The reduced flow through the insurgent-held dam on the Euphrates River threatens irrigation systems and water treatment plants in nearby areas controlled by troops and tribes opposed to the extremist group, provincial council member Taha Abdul-Ghani told The Associated Press.
The Euphrates has acted as a barrier between the militants who control its northern bank and pro-government forces who are trying to advance toward Ramadi on the other side.
A spokesman for the governor of Anbar province, of which Ramadi is the capital, said security forces would now have to redeploy along the river to prevent the insurgents from infiltrating.
"Previously they had to monitor only the bridges and certain areas, but now all of the river will be crossable," Hikmat Suleiman said.
Water as a weapon
Islamic State militants have previously sought to use water as a weapon in its war against the Iraqi government.
Earlier this year, the Islamist extremists had reduced the flow through another lock outside the militant-held town of Fallujah. But they soon reopened it after criticism from residents.
Last summer, the militants seized the Mosul dam in northern Iraq and threatened to submerge Baghdad until Kurdish forces drove them back with the help of airstrikes from the U.S.-led international coalition.
The Anbar provincial council met Wednesday to discuss how to respond. Abdul-Ghani, suggested the government should bomb one of the dam's gates to release the water.

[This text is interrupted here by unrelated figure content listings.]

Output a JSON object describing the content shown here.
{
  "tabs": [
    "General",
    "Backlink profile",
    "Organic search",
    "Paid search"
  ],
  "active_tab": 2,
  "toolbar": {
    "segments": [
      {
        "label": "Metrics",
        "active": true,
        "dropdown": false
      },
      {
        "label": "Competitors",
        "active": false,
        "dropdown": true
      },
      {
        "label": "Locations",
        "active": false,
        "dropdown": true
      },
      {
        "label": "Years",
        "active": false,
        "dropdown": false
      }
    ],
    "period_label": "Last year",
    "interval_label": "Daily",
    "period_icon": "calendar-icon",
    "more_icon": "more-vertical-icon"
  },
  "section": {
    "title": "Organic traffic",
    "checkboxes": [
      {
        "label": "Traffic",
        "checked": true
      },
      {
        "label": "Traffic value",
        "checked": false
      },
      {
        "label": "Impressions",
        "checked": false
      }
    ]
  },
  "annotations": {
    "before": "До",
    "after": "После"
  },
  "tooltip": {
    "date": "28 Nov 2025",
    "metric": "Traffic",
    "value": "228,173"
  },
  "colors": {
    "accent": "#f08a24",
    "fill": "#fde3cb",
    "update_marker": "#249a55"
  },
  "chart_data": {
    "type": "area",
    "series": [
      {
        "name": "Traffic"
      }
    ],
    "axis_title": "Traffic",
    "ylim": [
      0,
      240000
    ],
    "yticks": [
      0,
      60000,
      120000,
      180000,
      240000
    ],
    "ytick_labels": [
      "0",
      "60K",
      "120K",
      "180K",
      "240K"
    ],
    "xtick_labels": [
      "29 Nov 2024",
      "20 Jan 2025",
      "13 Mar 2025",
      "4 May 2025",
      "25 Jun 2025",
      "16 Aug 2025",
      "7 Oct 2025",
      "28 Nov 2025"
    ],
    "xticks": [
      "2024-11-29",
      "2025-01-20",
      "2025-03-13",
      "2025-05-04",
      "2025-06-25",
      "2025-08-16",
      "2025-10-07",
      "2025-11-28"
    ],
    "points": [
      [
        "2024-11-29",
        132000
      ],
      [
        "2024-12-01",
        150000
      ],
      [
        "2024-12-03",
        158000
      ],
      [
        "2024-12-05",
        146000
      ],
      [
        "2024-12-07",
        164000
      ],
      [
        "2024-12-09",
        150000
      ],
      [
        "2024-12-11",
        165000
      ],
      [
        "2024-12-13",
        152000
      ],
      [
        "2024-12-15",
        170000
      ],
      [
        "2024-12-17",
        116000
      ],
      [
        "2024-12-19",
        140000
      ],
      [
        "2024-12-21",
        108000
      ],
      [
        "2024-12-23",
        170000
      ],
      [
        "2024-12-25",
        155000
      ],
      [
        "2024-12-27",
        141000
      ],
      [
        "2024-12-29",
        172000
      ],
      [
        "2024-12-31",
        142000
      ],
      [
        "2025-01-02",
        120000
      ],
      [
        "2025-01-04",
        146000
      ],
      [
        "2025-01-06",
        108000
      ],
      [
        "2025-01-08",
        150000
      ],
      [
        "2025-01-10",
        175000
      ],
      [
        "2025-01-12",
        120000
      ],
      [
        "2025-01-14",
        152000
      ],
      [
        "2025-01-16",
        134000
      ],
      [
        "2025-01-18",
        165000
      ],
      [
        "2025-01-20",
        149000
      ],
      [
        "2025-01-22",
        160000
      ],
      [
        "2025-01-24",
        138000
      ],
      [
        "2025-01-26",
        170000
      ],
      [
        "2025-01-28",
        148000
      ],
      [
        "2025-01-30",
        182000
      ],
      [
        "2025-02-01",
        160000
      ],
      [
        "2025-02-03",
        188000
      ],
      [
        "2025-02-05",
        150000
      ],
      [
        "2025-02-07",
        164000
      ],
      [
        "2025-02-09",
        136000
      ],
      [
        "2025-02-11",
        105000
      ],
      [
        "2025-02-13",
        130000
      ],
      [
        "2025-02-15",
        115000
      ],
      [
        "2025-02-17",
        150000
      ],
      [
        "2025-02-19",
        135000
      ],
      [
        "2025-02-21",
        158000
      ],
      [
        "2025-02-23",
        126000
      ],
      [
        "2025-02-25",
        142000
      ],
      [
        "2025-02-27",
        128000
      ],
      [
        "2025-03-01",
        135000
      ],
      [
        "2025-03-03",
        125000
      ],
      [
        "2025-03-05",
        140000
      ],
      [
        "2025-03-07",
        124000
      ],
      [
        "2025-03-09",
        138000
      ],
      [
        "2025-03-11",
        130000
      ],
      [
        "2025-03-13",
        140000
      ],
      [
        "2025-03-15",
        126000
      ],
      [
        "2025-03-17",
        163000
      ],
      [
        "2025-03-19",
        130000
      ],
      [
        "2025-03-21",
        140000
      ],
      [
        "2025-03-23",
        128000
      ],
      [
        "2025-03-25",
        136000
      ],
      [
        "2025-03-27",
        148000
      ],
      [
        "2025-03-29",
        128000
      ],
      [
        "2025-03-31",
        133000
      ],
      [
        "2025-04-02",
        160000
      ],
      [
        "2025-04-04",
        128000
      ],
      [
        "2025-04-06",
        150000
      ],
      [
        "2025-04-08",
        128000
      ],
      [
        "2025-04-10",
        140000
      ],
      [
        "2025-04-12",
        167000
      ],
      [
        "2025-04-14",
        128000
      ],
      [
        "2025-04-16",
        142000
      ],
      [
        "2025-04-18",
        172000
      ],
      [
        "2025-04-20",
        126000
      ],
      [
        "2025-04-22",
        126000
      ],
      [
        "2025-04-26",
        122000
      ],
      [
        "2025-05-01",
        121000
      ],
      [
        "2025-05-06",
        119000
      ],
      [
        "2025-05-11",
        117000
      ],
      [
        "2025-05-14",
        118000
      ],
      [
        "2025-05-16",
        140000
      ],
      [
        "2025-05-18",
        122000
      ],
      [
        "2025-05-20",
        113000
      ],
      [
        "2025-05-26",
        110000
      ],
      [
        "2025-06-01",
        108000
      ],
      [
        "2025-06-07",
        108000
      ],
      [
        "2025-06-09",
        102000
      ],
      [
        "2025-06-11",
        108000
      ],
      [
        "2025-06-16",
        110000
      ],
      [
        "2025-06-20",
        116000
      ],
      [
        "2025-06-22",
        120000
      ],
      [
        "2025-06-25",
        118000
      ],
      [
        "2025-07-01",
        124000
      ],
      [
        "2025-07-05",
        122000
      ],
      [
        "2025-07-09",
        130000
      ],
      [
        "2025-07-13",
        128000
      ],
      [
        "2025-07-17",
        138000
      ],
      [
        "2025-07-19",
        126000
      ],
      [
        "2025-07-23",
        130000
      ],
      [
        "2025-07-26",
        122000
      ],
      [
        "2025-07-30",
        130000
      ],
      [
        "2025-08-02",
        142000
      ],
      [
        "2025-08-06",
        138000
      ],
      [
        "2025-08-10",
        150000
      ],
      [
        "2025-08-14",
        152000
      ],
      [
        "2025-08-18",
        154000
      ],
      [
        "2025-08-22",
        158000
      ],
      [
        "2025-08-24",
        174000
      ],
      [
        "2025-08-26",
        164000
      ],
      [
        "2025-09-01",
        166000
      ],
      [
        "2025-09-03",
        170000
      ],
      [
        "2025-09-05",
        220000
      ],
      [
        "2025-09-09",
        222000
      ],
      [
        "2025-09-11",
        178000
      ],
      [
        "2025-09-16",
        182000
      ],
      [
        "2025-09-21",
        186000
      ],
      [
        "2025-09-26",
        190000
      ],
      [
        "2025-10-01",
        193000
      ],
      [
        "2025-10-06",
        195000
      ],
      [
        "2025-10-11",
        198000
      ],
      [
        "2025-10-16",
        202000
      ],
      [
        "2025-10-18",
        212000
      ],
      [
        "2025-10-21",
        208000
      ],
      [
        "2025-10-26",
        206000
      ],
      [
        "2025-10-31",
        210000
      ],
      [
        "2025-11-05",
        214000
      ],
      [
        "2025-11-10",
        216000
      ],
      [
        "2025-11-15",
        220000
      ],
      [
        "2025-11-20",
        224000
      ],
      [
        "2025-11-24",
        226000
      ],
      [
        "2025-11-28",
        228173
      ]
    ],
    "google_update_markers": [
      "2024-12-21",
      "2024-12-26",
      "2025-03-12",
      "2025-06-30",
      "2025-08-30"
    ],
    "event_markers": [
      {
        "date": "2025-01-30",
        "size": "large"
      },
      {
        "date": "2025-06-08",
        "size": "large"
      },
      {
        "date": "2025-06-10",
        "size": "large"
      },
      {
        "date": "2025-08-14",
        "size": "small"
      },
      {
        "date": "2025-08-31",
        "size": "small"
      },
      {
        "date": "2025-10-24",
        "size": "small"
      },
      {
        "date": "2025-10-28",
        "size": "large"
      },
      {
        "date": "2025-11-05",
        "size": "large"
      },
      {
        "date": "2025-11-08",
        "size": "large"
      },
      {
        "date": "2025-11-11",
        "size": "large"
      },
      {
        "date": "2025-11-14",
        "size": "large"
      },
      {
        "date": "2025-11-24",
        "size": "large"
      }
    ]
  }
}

Residents of Ramadi and a local irrigation official said however the insurgents had left two of the dam's gates open, apparently to avoid flooding areas under their own control upstream.
The partial closure of the Ramadi dam has forced more water into a tributary running south to the Habbaniya lake, officials said.
Falih al-Essawi, a senior provincial security official, said the government had opened another dam to channel water from the Habbaniya Lake back into the Euphrates and prevent shortages in the southern provinces.
But he said this was only a temporary measure that would not be effective for more than three days.
UN seeks aid, attacks foiled
On Thursday, the United Nations appealed to the international community for half a billion dollars to maintain its operations in conflict-stricken Iraq, where a top official says humanitarian aid will be scaled back dramatically without further funding.
Lise Grande, the U.N. humanitarian coordinator for Iraq, says the financial boost is needed immediately to provide services to 5.6 million Iraqis until the end of the year.
“Humanitarian partners have been doing everything they can to help, but, more than 50 percent of the operation will be shut down or cut back if money is not received immediately,” she said at the European Parliament in Brussels on Thursday.
The organization is asking for $497 million to pay for shelter, food and water for the next six months as more Iraqis are displaced by fighting between Islamic State militants and government forces.
Also, Iraqi security forces used anti-tank missiles to repel suicide bombers driving explosives-rigged vehicles who attacked two military bases west of Baghdad, an army officer told the French news agency AFP Thursday.
Islamic State fighters attacked a base north of Fallujah with two explosives-rigged vehicles driven by suicide bombers, and another south of the city with four more, including a bulldozer, an army colonel told AFP.
Last month, Islamic State fighters used an unprecedented wave of truck and car bombs when it seized Ramadi, west of the capital, Baghdad, after which the U.S. said it would send 2,000 anti-tank systems to help repel such attacks.
The day before, an air strike in northern Iraq destroyed one of the Islamic State group's largest car bomb factories, which may help to curb one of the jihadists' deadliest tactics, officials said.
VOA White House correspondent Aru Pande and Pentagon correspondent Carla Babb contributed to this report. Material for this report came from Reuters, AFP and AP.